Руки в карманах пальто, с неожиданной легкостью разбежалась мелкими шажками вздутых, в полумраке пронзительно белых ступней, у окончанья дорожки толкнулась и прокинулась рыбкой в окошко, во вспыхивающий то одним, то другим, то третьим цветом сумрачный пар. Некоторое время летела параллельно земле, будто собираясь вонзиться в бойницу голдстиновской башни напротив, но где-то на середине пути заложила, планируя драповыми плавниками, внезапный вираж. Перевернулась неподвижным, пухло белеющим лицом к небесам, резко забрала вверх и постепенно стала стоймя исчезать - в черноту над золотом и пурпуром следующего фейерверка. Пуховая квадратная голова, драповая спина, босые ноги... Усвоив бабу Катю, фейерверк разлетелся затейливым кренделем, а из него переложился пунктирным очертанием объединенной Германии, как на телевизионном прогнозе погоды. В самой глубине раскрытой на восток глотки начал разрастаться пустой крест типа мальтийского, обведен контурами - красным и желтым. Внизу оркестр надувался уже снова щеками, снова пучил лобные ижицы. Дедушка Вондрачек вскарабкивался на кафедру с приветственным адресом в папке из вздутой оленьей кожи. Ирмгард налегла низом живота на подоконник и оживленнейше махала. Марженка из темноты архива держала ее за ноги и исподлобья смотрела куда-то направо и вверх.
32. НОВЫЙ ГОЛЕМ
В Приложении 13 к диссертации Голдстина (со стр.

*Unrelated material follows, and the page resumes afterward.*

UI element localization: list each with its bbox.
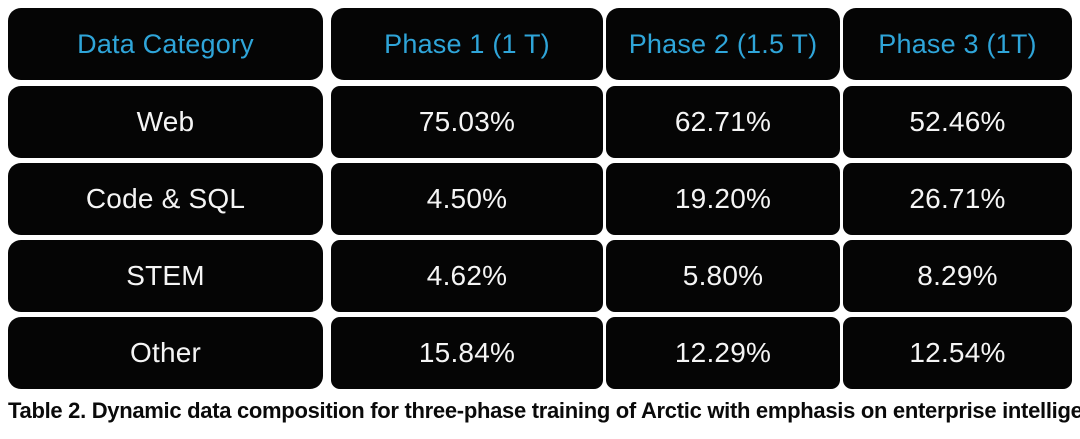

App XIII-i по стр. App. XIII-ii), в печатное издание (сто шестьдесят девять тысяч проданных экземпляров в твердой обложке) не вошедшем (Шекля мне сделала фотокопию с рукописи, хранящейся в Фонде вдовы Годдес), приводится в отрывках письмо “от неизвестного”, обнаружено у покойного Джейкоба Кагански на нижней полке комода, среди старых счетов и вырезок из научных журналов (преимущественно на тему “Был ли Армстронг на Луне” - конечно, не Луи, не черный слон с золотым хоботом). Бумага обычная почтовая без водяных знаков в одну восьмую листа, машинопись на немецком языке, датировано 21.11.1984, подписано С товарищеским приветом, Твой И. ф. Т. ...Но главная проблема, которую нам, старый товарищ, следует разрешить, значилось среди прочего в этом письме, как нам из программного кода НГ убрать это раввинское мракобесие - ограничение на “ненанесение вреда Израилю” (“защитить народ Божий”, “расстроить намеренья злонамеренных” и прочий бред религиозно и национально ограниченных средневековых еврейских фанатиков)? А вдруг во имя цивилизации, гуманности и мира между народами нужно будет повалить какой-нибудь небоскреб в Буэнос-Айресе, Свердловске или Шанхае, а там на сто восемнадцатом этаже в тысяча одиннадцатой комнате он учует четвертушку или осьмушку еврейской души? Он же мыча побежит ее обнимать. Никто у нас такое не купит. Вот если бы в формуле НГ постоянную величину “народ Божий” можно было заменить на переменную, значение которой мануально вводится оператором! Увы, думаю, не получится - слишком уж формула разветвленная и слишком уж тесно и сложно она связана с центральной функцией активации. Перспективнее, вероятно, поработать над внесением дополнительного определения, расширяюще переобозначающего постоянную: “Цивилизованное человечество” больше или равно “Народу Израиля”. А может, оставить пока постоянную и вместо этого повозиться с функцией ограничения по пользе-защите? Как ты думаешь?